Rating:  Summary: Simple 401(k) strategy to protect your retirement Review: This book is actually very simple. The author's point is to watch the Fed for signals on what to do with your 401(k). You keep your money in the market when the Fed is supporting economic growth, and pull your money out of the market when the Fed is not trying to rein in economic growth. If I had followed this strategy, I wouldn't have been holding stocks in the last bear market.

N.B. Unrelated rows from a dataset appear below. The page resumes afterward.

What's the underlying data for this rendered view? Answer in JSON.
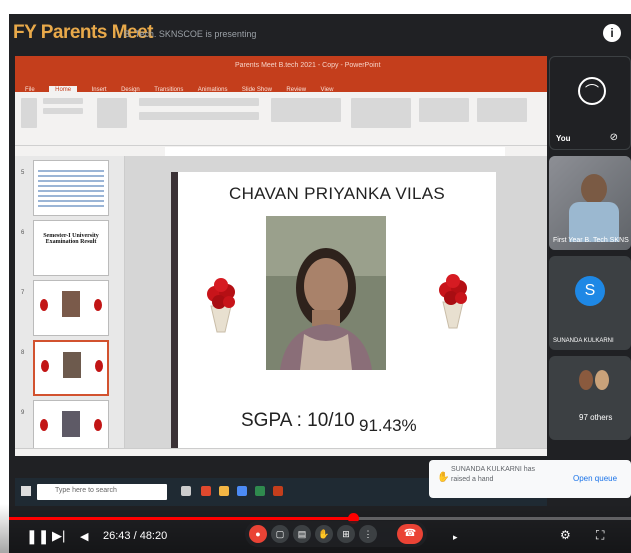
{
  "meet": {
    "title": "FY Parents Meet",
    "presenting": "B. Tech. SKNSCOE is presenting",
    "info_icon": "info-icon"
  },
  "powerpoint": {
    "window_title": "Parents Meet B.tech 2021 - Copy - PowerPoint",
    "tabs": [
      "File",
      "Home",
      "Insert",
      "Design",
      "Transitions",
      "Animations",
      "Slide Show",
      "Review",
      "View"
    ],
    "thumbnails": [
      {
        "number": "5",
        "caption": ""
      },
      {
        "number": "6",
        "caption": "Semester-I University Examination Result"
      },
      {
        "number": "7",
        "caption": ""
      },
      {
        "number": "8",
        "caption": ""
      },
      {
        "number": "9",
        "caption": ""
      }
    ],
    "slide": {
      "student_name": "CHAVAN PRIYANKA VILAS",
      "sgpa": "SGPA : 10/10",
      "percentage": "91.43%"
    },
    "taskbar_search_placeholder": "Type here to search"
  },
  "participants": [
    {
      "name": "You",
      "type": "self"
    },
    {
      "name": "First Year B. Tech SKNS",
      "type": "video"
    },
    {
      "name": "SUNANDA KULKARNI",
      "initial": "S",
      "type": "avatar"
    },
    {
      "name": "97 others",
      "type": "group"
    }
  ],
  "notification": {
    "text": "SUNANDA KULKARNI has raised a hand",
    "action": "Open queue"
  },
  "player": {
    "current_time": "26:43",
    "duration": "48:20",
    "time_display": "26:43 / 48:20",
    "progress": 0.553,
    "colors": {
      "progress": "#ff0000",
      "end_call": "#ea4335"
    }
  }
}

Rating:  Summary: Reasonable advice, not a bad book. Review: Written in very easy-to-understand language (a bit too simple for anyone who even reads the Business Week). But it does get the point across. It focuses on exactly one idea of "following the Fed" and boils it down to one simple market-timing rule. The book actually injects some reason behind why this should work, unlike most other market timing concepts which are a little more than astrology. I am willing to put at least some of my money on it. I did find it upsetting that the signals traded you in and out somewhat frequently in 1998, but it did cause you to stay pat in the good parts and did keep you out of many of the bad. One reviewer complains that these signals would have brought you back in the market in 3/2001, and the market has dropped since. But the point is that the Fed's cue is still positive, and the market will eventually rise before a sell signal is generated. The Fed has already started to try to make things better as of 3/2001, - it can't help if [some major companies] cooked their books and its all coming out now (Yes, Fed is not the only factor, but the one that is likely to win eventually). I think the book is very light on information, and should have probably cost less ... Other than the essential idea, and a pointer to the Fed website (the address is not quite right), it is basically the same words repeated again and again.